Un hombre fuma en una oficina.

Varios son los factores de riesgo relacionados con el reflujo, entre ellos cuentan el alcoholismo, el hábito de fumar, la hernia hiatal, el embarazo y la obesidad, como ya se ha señalado.

Estudios sobre la obesidad siguen arrojando resultados perjudiciales a la salud que demuestran lo preocupante de esa condición patológica. Tal es el caso de la confirmación que asocia el exceso de peso corporal u obesidad con la elevación en la incidencia de reflujo gastroesofágico y este, a su vez, con el incremento de la probabilidad de aparición de cáncer esofágico.
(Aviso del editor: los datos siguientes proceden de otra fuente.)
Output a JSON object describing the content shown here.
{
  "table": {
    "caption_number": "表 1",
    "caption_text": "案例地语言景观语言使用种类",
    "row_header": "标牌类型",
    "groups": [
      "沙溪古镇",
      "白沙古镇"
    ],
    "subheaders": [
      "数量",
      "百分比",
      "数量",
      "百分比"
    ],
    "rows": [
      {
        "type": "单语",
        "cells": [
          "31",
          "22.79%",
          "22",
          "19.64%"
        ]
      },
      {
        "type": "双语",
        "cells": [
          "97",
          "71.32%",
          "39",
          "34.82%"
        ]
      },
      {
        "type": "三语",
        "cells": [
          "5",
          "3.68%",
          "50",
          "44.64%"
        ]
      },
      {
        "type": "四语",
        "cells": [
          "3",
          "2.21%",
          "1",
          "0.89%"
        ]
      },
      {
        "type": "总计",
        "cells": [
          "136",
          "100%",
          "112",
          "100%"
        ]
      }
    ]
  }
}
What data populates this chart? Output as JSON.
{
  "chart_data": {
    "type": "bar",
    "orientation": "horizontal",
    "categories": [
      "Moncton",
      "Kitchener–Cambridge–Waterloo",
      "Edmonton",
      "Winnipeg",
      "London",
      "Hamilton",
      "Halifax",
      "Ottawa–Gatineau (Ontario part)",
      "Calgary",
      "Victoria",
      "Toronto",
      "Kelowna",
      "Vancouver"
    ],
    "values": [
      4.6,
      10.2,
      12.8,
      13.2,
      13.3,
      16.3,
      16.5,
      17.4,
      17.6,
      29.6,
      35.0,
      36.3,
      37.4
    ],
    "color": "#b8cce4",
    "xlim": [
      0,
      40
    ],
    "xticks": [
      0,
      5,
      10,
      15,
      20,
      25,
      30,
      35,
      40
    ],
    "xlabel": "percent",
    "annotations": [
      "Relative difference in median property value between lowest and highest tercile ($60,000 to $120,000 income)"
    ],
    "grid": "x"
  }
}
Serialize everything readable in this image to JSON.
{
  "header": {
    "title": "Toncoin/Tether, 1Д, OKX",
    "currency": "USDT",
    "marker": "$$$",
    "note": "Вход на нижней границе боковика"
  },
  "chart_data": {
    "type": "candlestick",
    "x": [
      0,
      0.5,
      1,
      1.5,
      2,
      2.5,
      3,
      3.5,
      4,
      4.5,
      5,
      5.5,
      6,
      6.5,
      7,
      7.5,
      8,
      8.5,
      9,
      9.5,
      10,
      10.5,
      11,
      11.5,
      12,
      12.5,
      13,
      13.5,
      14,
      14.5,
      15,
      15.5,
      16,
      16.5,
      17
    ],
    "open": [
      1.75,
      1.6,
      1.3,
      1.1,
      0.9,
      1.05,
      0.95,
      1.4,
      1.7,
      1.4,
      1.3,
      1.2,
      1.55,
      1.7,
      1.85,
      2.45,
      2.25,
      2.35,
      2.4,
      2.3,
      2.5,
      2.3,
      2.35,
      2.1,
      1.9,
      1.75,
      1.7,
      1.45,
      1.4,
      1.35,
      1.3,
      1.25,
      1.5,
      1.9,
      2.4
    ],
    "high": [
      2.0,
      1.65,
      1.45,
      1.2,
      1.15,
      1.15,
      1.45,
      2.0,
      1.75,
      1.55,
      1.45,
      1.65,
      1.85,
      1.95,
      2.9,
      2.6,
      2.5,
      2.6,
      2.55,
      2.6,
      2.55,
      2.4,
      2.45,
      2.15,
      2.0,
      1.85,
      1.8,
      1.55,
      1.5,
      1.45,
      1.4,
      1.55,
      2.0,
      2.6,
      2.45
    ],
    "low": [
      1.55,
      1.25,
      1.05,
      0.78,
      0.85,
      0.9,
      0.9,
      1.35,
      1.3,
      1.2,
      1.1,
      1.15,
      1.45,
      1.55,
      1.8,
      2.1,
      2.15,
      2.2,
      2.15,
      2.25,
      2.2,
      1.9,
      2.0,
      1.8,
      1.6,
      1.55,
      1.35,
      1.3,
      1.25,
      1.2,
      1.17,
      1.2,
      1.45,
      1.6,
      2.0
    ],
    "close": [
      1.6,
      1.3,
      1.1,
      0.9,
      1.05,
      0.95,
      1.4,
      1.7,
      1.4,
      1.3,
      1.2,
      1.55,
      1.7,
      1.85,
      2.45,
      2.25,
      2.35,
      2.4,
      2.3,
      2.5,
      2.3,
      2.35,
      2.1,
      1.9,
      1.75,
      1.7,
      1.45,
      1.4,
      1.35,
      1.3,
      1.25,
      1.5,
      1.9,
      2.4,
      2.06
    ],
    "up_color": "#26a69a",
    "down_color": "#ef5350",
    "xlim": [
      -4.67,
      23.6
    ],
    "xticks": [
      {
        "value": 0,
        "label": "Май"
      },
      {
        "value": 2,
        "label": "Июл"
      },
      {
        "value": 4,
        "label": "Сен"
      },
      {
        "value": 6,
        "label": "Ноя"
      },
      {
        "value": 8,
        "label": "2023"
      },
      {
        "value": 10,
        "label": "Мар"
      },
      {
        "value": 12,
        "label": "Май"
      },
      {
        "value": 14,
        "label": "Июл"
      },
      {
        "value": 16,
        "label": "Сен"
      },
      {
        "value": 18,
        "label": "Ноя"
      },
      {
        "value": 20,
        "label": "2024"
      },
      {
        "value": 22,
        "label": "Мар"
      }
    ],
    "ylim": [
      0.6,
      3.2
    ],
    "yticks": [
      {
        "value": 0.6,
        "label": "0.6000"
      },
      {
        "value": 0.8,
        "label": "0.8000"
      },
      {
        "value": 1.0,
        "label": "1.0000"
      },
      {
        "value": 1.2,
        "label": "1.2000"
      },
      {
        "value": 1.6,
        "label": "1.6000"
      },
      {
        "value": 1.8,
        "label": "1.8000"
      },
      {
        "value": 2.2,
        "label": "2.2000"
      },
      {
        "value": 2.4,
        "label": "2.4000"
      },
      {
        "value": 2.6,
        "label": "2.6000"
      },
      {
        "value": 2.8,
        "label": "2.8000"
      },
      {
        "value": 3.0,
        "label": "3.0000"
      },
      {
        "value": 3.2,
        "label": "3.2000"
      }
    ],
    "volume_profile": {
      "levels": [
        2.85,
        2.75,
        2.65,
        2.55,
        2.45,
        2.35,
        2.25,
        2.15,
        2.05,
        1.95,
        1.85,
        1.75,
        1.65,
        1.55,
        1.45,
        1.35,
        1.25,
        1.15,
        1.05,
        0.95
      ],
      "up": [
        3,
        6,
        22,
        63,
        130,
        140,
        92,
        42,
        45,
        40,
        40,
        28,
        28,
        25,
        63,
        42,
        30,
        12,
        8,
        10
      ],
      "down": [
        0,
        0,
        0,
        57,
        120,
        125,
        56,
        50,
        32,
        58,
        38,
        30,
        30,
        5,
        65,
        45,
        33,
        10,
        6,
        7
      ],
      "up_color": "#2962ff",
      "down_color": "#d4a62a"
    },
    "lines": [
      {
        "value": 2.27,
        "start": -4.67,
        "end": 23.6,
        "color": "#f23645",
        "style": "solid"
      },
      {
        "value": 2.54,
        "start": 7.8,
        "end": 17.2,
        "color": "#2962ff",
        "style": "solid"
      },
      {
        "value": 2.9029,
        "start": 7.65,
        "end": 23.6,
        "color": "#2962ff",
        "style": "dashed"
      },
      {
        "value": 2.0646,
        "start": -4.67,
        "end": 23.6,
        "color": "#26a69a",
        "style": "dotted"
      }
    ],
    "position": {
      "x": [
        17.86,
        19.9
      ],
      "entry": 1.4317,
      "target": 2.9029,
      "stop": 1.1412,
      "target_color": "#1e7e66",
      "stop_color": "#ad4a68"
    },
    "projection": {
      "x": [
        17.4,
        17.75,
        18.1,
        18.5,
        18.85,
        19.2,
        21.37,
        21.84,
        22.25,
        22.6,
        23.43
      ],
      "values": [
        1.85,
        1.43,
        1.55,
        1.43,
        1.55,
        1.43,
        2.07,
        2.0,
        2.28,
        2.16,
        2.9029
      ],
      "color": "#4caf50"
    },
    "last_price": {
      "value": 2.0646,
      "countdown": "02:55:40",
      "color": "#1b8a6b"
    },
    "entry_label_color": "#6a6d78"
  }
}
Los alimentos pasan desde la garganta hasta el estómago a través del esófago. En el extremo de esta estructura anatómica existe un anillo muscular, llamado esfinter esofágico, que evita que el contenido presente en el estómago regrese al esófago.

Si el esfinter muscular no cierra bien por las causas que sean, parte de los alimentos, líquidos y el ácido gástrico pueden devolverse del estómago al esófago, y ese proceso es lo que se denomina reflujo. Varios son los factores de riesgo relacionados con el reflujo, entre ellos cuentan el alcoholismo, el hábito de fumar, la hernia hiatal, el embarazo y la obesidad, como ya se ha señalado.

El reflujo puede provocar síntomas como la acidez, naúseas, sensación de atoro por detrás del esternón, dificultad para deglutir, hipo, ronquera, dolor de garganta y tos. Y, sobre todo, muchas veces causa daños físicos en la mucosa esofágica.

Los daños a nivel celular en la mucosa del esófago pueden conducir a alteraciones biológicas que activan las células cancerígenas. En el caso específico del cáncer de esófago, se sospecha cuando aparecen síntomas como los cambios en la voz que se torna ronca y rasposa. También se va instalando la dificultad para tragar, principalmente alimentos sólidos, acompañado de dolor y sensación quemante en toda la zona del tracto digestivo superior. A ese cuadro se le suma en etapas tardías la pérdida de peso corporal importante, la anemia, los sangramientos y las manifestaciones provocadas en otros sistemas del cuerpo, como las pneumonías a nivel pulmonar, por ejemplo.

Todo este cuadro alarmante que desencadena el desarrollo de un cáncer en el esófago muchas veces se puede evitar controlando nuestro peso corporal dentro de rangos normales. La obesidad se puede combatir mediante la práctica de ejercicios físicos y el consumo de una dieta saludable y adecuada, lo que reduce las probabilidades de padecer hernia hiatal y el consecuente reflujo esfágico.

Por su parte, algunas medidas ayudan a evitar el reflujo gastroesofágico, entre ellas el no acostarse acabado de comer y dormir en una posición que eleve el toráx en relación con el estómago. Así mismo resulta útil la ingestión de algún medicamento antiacido, lo que permite neutralizar el ácido contenido en el estómago.

Pero lo más importante si se padecen síntomas que puedan estar avisando de la presencia de enfermedad es acudir al doctor. Existen determinadas pruebas clínicas, además del interrogatorio y el examen físico, que contribuyen en el diagnóstico de estas patologías. Son útiles la endoscopía y las biopsias, así como otras pruebas complementarias. Cuidar la salud siempre será un esfuerzo que no puede ser descuidado.